Dada a natureza conflituosa do sistema internacional e as mudanças no cenário politico internacional e nacional nos EUA a partir dos anos 60 e 70, presenciamos um a ascensão de um pensamento político e econômico neoclássico e/ou neoliberal e a concomitante ideia de que as ações do Estado no direcionamento de investimentos públicos e intervenções na economia é algo intrinsicamente negativo para a economia e para a sociedade. Este pensamento baseado nas ideias de autores como Milton Friedman (1962) e Friedrich Hayek (1944) propõe que os entes privados sejam transformados em gestores centrais de investimentos, tanto em matéria de desenvolvimento de produtos, quanto gestão de escolas, transporte público e  infraestrutura, dada a premissa de que o Estado é incapaz de fazer a adequada alocação de recursos necessário para o crescimento econômico e geração de negócios.

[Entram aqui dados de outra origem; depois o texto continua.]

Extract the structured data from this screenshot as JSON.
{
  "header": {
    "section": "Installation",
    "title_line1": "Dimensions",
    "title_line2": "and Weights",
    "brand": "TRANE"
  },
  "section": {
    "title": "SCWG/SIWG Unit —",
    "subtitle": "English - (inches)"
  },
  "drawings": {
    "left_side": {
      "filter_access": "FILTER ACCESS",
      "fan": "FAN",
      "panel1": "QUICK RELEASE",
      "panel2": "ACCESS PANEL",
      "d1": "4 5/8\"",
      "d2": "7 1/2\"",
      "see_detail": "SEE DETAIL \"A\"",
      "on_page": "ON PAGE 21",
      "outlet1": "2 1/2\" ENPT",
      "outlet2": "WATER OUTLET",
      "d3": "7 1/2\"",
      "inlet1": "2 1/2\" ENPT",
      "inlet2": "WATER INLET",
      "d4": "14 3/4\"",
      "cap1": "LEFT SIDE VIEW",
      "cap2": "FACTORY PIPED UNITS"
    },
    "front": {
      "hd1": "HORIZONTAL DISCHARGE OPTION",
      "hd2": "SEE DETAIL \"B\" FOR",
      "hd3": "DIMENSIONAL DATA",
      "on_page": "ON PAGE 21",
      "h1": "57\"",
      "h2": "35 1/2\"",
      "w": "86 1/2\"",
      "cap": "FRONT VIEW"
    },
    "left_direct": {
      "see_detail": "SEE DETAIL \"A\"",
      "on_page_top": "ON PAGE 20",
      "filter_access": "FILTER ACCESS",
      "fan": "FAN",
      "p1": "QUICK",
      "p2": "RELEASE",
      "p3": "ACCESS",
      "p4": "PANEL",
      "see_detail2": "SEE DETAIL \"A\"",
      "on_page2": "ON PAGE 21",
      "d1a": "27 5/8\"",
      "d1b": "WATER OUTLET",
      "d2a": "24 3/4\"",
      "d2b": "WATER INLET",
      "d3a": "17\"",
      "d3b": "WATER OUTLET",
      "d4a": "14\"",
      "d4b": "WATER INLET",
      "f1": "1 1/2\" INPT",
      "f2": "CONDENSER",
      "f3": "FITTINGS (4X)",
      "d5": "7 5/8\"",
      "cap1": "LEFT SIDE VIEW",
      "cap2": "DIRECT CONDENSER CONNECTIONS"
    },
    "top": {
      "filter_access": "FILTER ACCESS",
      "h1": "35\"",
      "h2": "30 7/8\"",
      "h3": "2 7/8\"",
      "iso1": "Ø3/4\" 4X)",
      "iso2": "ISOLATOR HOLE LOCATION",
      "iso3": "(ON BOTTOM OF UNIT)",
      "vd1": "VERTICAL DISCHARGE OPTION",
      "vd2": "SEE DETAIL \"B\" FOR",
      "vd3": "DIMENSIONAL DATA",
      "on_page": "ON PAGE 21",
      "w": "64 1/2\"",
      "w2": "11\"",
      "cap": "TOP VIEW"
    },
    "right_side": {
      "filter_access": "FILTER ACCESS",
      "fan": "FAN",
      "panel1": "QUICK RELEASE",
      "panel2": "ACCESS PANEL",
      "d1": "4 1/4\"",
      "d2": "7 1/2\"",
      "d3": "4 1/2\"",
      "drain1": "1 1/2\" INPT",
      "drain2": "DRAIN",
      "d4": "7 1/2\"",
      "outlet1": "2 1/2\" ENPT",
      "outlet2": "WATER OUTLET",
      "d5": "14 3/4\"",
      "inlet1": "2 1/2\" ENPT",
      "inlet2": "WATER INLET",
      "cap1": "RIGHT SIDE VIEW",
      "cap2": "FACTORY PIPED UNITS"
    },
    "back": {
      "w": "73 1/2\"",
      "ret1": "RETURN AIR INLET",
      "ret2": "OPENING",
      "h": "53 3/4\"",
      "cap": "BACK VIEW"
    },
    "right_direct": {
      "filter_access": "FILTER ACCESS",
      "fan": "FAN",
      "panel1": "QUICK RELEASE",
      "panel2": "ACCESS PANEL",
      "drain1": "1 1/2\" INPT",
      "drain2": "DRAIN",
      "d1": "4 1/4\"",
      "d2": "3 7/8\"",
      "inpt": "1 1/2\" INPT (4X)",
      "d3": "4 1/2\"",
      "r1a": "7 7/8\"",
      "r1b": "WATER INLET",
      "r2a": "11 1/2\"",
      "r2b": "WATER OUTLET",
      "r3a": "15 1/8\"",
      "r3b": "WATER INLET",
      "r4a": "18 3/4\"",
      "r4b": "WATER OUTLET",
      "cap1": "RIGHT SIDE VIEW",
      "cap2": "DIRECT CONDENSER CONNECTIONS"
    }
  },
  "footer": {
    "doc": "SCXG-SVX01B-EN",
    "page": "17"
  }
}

A partir dos anos 80 e primeira metade dos anos 90 a nova política econômica dos EUA gera massivas privatizações e desinvestimentos públicos, solidificando uma nova forma de compreensão da relação entre o Estado e a economia. Contudo, como apontado pela ASCE, a radicalização crescente da ideia de que  todos os gastos públicos são algo negativo e que o governo precisa impreterivelmente reduzir gastos e a queda na arrecadação de impostos, causadas pelas reformas tributárias durantes os governos Reagan, Bush e G.W. Bush, tem como resultado a perda de capacidade de investimentos em infraestrutura, seja por parte do Governo Federal e dos Estados e cidades. Porém, devemos notar que as privatizações e a maior participação de empresas privadas na gestão da infraestrutura não se converteram em reais melhorias qualitativas e quantitativas em investimentos nos setores aeroportuários, hidroelétrico e de telecomunicações, como apontado pelo relatório Failure to Act 2016 da ASCE.

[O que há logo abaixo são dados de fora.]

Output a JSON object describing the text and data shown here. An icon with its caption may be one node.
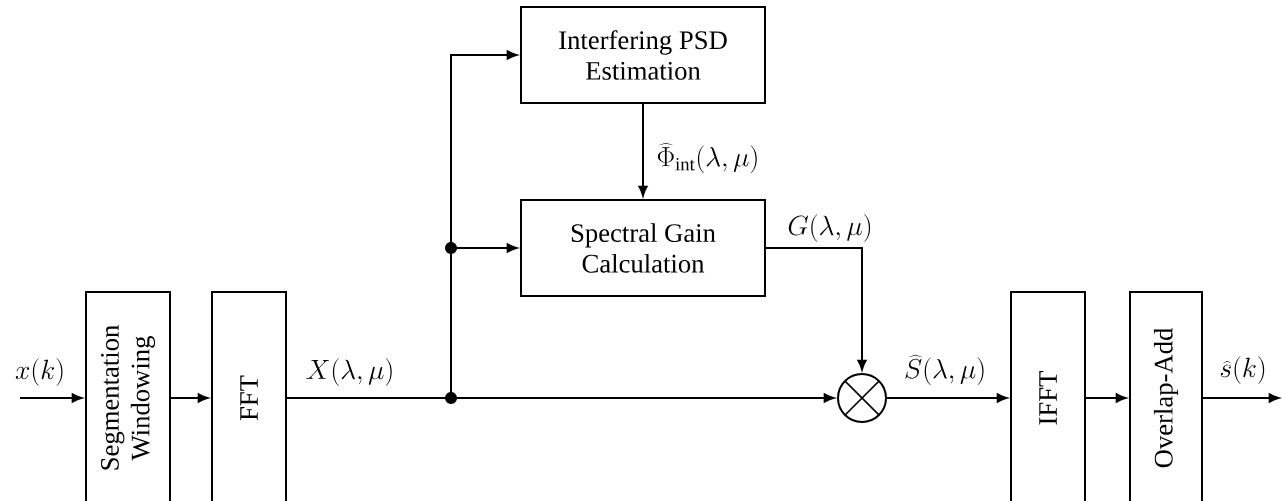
{
  "diagram": {
    "nodes": [
      {
        "text": [
          "Segmentation Windowing"
        ]
      },
      {
        "text": [
          "FFT"
        ]
      },
      {
        "text": [
          "Interfering PSD Estimation"
        ]
      },
      {
        "text": [
          "Spectral Gain Calculation"
        ]
      },
      {
        "text": [],
        "shape": "circle"
      },
      {
        "text": [
          "IFFT"
        ]
      },
      {
        "text": [
          "Overlap-Add"
        ]
      }
    ],
    "edges": [
      {
        "from": null,
        "to": 0,
        "arrow": "to",
        "label": "x(k)"
      },
      {
        "from": 0,
        "to": 1,
        "arrow": "to"
      },
      {
        "from": 1,
        "to": 2,
        "arrow": "to"
      },
      {
        "from": 1,
        "to": 3,
        "arrow": "to"
      },
      {
        "from": 1,
        "to": 4,
        "arrow": "to",
        "label": "X(\\lambda,\\mu)"
      },
      {
        "from": 2,
        "to": 3,
        "arrow": "to",
        "label": "\\widehat{\\Phi}_{\\mathrm{int}}(\\lambda,\\mu)"
      },
      {
        "from": 3,
        "to": 4,
        "arrow": "to",
        "label": "G(\\lambda,\\mu)"
      },
      {
        "from": 4,
        "to": 5,
        "arrow": "to",
        "label": "\\widehat{S}(\\lambda,\\mu)"
      },
      {
        "from": 5,
        "to": 6,
        "arrow": "to"
      },
      {
        "from": 6,
        "to": null,
        "arrow": "to",
        "label": "\\widehat{s}(k)"
      }
    ]
  }
}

 Soma-se a isso a radicalização do pensamento políticos dos governos e dos políticos, que alinhados às principais corporações e entidades financeiras, buscam garantir uma redução do tamanho do Estado, ao passo que garantem a estabilidade de negócios e contratos para obras públicas e privatizações. A visão de maximização das capacidades dos Mercados e redução do Estado, no que diz respeito aos gastos públicos e redução de impostos inviabilizam o direcionamento de fundos para os setores de saúde, educação, transporte – aeroportos, metrôs, trens e malha viária – e energia.

Em contraposição, o Partido Democrata propõe um estado mais presente na economia e na vida dos cidadãos e que seja capaz de realizar maiores investimentos públicos, a fim de reduzir este déficit de infraestrutura e dinamizar a economia[9]. Em alinhamento com esta posição Democrata, vastas parcelas da sociedade civil, organizações públicas e economistas, propõe uma nova forma de pacto entre governo, famílias e empresas, garantindo melhores condições de vida e de crescimento econômico.[10]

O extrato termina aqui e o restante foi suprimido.